Health and the Urban Indian: An Interview with Ralph Forquera

TC: What does your core funding come from?
RF: Our core funding, about thirty-five
percent of our funding comes from the Indian Health Service. The remainder of it is a whole variety
funding sources. We have federal money and we have some city money. So, it's a combination. We
probably have 40 or 50 funding sources, not to mention Medicare, Medicaid and some private insurance,
not a lot, but a little bit of private insurance. Plus we provide care on a sliding scale, so we do
collect some patient fees. Not very much. But we do collect some patient fees in the process of that.
The real limitation that we're running into right now here is the fact that we basically provide primary
care. So we provide doctor's office kind of activity. If a person needs a specialist, for example, a
cardiologist or an orthopedist right now, it is getting increasingly more and more difficult to get
people into those kinds of specialty services, especially if they happen to be uninsured. It's
difficult even for people that are insured in this day and age. And it's getting even worse as time
goes by. There are fewer and fewer private providers out there that are willing to take uninsured
patients. Primarily because their own profit margins are pretty narrow. And so they really can't
afford to take too many of those patients. And many of them are gun shy about lawsuits, which is a huge
problem for us. We're paying almost a quarter of a million dollars just for malpractice insurance for
our providers. And it's a huge chunk of money that we just give away to an insurance company someplace.
TC: But you can't open the doors without it.
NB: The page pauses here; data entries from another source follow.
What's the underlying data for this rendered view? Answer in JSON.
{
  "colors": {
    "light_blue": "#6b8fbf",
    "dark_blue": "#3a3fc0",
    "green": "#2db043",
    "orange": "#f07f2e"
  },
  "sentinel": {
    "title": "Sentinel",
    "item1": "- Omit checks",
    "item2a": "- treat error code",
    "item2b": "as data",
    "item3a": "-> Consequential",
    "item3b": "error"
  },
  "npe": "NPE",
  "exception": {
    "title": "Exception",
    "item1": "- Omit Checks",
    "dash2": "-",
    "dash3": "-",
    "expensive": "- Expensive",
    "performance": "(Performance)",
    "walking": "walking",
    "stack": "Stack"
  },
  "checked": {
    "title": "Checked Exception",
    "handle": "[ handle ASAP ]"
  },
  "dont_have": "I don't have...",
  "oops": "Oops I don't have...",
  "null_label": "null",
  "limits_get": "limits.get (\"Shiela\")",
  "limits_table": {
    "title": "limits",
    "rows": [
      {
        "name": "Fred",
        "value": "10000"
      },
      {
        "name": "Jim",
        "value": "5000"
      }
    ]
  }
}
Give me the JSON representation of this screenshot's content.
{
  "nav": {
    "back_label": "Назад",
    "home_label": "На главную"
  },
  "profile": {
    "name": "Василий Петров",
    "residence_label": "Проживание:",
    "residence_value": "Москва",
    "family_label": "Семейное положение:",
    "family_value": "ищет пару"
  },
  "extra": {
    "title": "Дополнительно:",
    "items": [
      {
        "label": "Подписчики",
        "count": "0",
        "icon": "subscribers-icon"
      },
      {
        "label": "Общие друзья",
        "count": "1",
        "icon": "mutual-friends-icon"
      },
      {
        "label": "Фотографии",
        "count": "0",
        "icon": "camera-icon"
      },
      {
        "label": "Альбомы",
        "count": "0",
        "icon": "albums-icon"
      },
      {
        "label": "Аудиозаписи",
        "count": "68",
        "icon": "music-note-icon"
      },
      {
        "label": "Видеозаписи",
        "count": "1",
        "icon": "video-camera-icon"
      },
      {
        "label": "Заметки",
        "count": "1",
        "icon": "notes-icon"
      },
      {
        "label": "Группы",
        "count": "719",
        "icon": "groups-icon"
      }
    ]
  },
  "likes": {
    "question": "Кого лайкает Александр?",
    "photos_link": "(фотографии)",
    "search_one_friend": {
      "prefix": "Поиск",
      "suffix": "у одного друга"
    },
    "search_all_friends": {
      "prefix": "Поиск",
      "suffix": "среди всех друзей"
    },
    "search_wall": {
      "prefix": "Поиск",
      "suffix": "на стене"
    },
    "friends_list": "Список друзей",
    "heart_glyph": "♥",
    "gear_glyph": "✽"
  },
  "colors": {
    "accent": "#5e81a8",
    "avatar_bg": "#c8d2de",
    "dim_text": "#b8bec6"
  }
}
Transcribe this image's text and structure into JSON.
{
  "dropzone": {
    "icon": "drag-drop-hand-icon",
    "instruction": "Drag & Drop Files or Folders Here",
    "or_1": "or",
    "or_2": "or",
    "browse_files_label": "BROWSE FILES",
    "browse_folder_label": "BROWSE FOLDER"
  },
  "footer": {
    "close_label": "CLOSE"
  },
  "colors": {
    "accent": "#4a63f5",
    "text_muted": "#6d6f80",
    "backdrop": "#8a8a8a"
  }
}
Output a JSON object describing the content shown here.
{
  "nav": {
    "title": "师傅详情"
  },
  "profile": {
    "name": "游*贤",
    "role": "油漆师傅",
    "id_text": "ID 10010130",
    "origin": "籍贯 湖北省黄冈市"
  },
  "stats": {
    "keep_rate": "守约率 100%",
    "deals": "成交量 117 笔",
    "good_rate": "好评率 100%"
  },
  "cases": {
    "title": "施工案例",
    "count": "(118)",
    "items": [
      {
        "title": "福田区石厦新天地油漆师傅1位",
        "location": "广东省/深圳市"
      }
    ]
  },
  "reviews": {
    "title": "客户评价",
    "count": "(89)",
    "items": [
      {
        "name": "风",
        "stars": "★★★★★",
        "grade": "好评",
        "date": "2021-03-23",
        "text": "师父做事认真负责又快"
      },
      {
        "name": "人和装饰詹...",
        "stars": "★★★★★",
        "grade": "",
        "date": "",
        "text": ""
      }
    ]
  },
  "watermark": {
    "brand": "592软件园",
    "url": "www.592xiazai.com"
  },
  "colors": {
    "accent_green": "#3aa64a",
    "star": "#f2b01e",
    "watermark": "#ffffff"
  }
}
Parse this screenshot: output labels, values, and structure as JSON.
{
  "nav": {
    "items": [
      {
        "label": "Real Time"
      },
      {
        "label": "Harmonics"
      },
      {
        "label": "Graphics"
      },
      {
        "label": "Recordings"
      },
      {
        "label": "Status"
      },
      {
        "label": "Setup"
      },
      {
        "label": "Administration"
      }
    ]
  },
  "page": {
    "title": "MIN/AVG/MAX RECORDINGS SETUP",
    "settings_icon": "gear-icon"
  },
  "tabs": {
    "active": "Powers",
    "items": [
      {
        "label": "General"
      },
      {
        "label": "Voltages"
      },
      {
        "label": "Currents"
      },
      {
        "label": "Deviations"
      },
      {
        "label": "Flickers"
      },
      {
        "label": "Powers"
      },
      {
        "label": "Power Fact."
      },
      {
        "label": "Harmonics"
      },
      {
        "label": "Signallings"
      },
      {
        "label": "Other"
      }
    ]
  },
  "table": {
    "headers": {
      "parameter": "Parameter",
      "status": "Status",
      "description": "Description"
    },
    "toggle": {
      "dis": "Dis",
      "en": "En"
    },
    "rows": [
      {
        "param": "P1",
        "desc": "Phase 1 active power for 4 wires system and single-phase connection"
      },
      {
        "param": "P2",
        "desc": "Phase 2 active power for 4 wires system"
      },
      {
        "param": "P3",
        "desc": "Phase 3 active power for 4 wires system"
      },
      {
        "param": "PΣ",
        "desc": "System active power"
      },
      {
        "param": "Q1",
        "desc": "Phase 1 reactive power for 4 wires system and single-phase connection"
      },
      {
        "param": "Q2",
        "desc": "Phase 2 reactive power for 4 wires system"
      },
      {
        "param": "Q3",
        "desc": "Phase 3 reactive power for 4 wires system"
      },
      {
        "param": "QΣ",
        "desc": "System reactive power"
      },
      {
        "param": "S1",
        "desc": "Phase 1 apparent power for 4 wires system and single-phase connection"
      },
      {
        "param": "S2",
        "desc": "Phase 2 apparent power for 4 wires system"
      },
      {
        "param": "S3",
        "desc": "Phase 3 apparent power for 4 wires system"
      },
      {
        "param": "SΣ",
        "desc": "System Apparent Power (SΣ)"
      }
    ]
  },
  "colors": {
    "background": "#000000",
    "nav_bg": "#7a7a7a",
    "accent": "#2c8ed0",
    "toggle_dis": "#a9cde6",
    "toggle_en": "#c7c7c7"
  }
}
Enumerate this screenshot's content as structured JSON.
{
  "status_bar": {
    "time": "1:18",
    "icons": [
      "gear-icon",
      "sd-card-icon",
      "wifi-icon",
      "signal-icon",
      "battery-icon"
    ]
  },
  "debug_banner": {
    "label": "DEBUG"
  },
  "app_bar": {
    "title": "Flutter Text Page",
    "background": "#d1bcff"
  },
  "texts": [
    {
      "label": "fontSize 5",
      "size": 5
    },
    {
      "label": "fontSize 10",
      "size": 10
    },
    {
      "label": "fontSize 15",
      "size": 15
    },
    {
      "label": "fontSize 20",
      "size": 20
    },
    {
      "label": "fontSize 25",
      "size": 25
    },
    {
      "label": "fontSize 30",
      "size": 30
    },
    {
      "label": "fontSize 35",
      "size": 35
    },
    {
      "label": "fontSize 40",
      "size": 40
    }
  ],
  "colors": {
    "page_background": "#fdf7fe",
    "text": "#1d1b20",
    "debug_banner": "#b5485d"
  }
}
RF: Yeah. You can't open the doors without
it. You know, it's amazing to me the amount of costs that go into just having our doors open. When you
think about, you know, the facilities costs and the licensing costs and the insurance costs and all
those kinds of things, not to mention, you know, salaries for the staff and fringe benefits and all the
things that go along with that. It's just amazing to me how much that takes to be able to open the door
across the street.
TC: Does that mean the future for Indian health
boards in general is not very bright? Or are you stabilized? Or what's the situation with those kinds
of costs?
RF: I think that there are some of us, some
of our larger programs, like us here and San Francisco and Minneapolis that are relatively stable. The
fact that we've diversified our funding provides us with a certain amount of stability because when you
lose a piece here you can kind of juggle it around and we've got something to work with. In other parts
of the country there are smaller organizations that I think are probably having more difficult times. I
don't know that for sure. But in talking to my colleagues around the country, their issues are the same
as ours; it's just the magnitude is much greater for some of them. And they have fewer resources
available to work with not only in terms of sheer numbers, but also in terms of opportunity. You know,
one of the reasons that programs like mine and San Francisco and Minneapolis have done well, I think, is
the communities that they operate in.
It's kind of an indication of how important the communities that you develop these
programs in also are in terms of your ability to be able to develop an effective program. You know,
Seattle's been, you know, a really good place to work because there's been collaboration between the
African-American community and the Asian community and the Native American community here. I mean,
people talk to each other. We have the Minority Executive Directors' coalition. And, you know, there
isn't a place anywhere in the country that has a coalition like that, of people of color sitting down
together and talking about these issues collectively. You know, that's a pretty unique circumstance.
And I think it adds a particular responsibility to those of us that have that privilege to do the best
that we can in our own community so that we can demonstrate to other communities that things can be
achieved, because, you know, political climates change.